Der Blick zurück verdeutlicht die Dynamik: Bereits im vierten Quartal des zuvor abgeschlossenen Geschäftsjahres 2025/26 hatte Lenovo laut eigenen Angaben einen Rekordumsatz von 21,6 Milliarden US-Dollar gemeldet, ein Plus von 27 Prozent. Der KI-bezogene Umsatzanteil war damals bereits auf 38 Prozent der Konzernerlöse gestiegen, nach einem Zuwachs von 84 Prozent gegenüber dem Vorjahr.

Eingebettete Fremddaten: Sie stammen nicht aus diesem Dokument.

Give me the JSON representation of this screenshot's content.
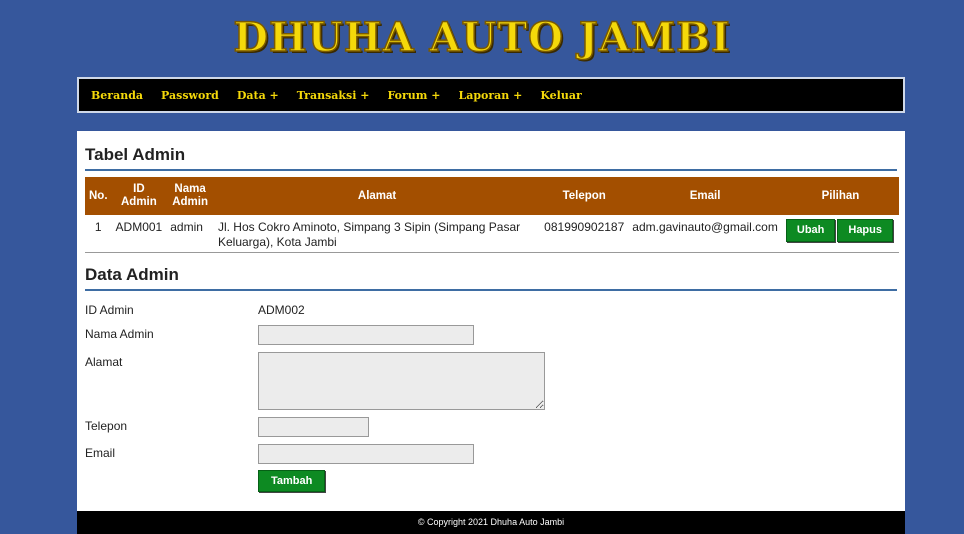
{
  "header": {
    "logo_text": "DHUHA AUTO JAMBI"
  },
  "nav": {
    "items": [
      "Beranda",
      "Password",
      "Data +",
      "Transaksi +",
      "Forum +",
      "Laporan +",
      "Keluar"
    ]
  },
  "table_section": {
    "title": "Tabel Admin",
    "columns": [
      "No.",
      "ID Admin",
      "Nama Admin",
      "Alamat",
      "Telepon",
      "Email",
      "Pilihan"
    ],
    "rows": [
      {
        "no": "1",
        "id": "ADM001",
        "nama": "admin",
        "alamat": "Jl. Hos Cokro Aminoto, Simpang 3 Sipin (Simpang Pasar Keluarga), Kota Jambi",
        "telepon": "081990902187",
        "email": "adm.gavinauto@gmail.com",
        "edit_label": "Ubah",
        "delete_label": "Hapus"
      }
    ]
  },
  "form": {
    "title": "Data Admin",
    "id_label": "ID Admin",
    "id_value": "ADM002",
    "nama_label": "Nama Admin",
    "nama_value": "",
    "alamat_label": "Alamat",
    "alamat_value": "",
    "telepon_label": "Telepon",
    "telepon_value": "",
    "email_label": "Email",
    "email_value": "",
    "submit_label": "Tambah"
  },
  "footer": {
    "text": "© Copyright 2021 Dhuha Auto Jambi"
  },
  "colors": {
    "background": "#36579c",
    "table_header": "#a34f00",
    "button": "#0d8a22",
    "logo": "#f5d90a"
  }
}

Kursreaktion fällt kräftig aus
Die Börse reagierte auf die Zahlen mit einem deutlichen Kurssprung: Die Aktie legte am heutigen Handelstag um 17 Prozent zu, nachdem sie am Mittwoch noch bei 3,25 Euro geschlossen hatte.
Anleger scheinen dem bereinigten Gewinnwachstum und der starken KI-Nachfrage mehr Gewicht zu geben als dem buchhalterischen Verlust. Mit dem aktuellen Kurs von 3,81 Euro nähert sich das Papier seinem 52-Wochen-Hoch, von dem es nur noch rund 2,2 Prozent entfernt notiert.
Bereits Anfang August hatte die Aktie an der Heimatbörse in Hongkong Aufmerksamkeit erregt, als sie laut Medienberichten um 5,1 Prozent auf 27,26 Hongkong-Dollar zulegte und dabei ein Allzeithoch erreichte. Die aktuelle Kursbewegung setzt diesen Trend fort und markiert einen weiteren Meilenstein in einer Rally, die von der KI-getriebenen Hardware-Nachfrage angetrieben wird.
Für Anleger bleibt die zentrale Frage, ob der Nettoverlust ein einmaliger Buchhaltungseffekt war oder erste Risse im ansonsten robusten Wachstumsbild zeigt. Die kommenden Quartale dürften Aufschluss darüber geben, ob sich die operative Stärke – sichtbar im bereinigten Gewinn und der starken KI-Nachfrage – auch in den ausgewiesenen Nettozahlen niederschlägt.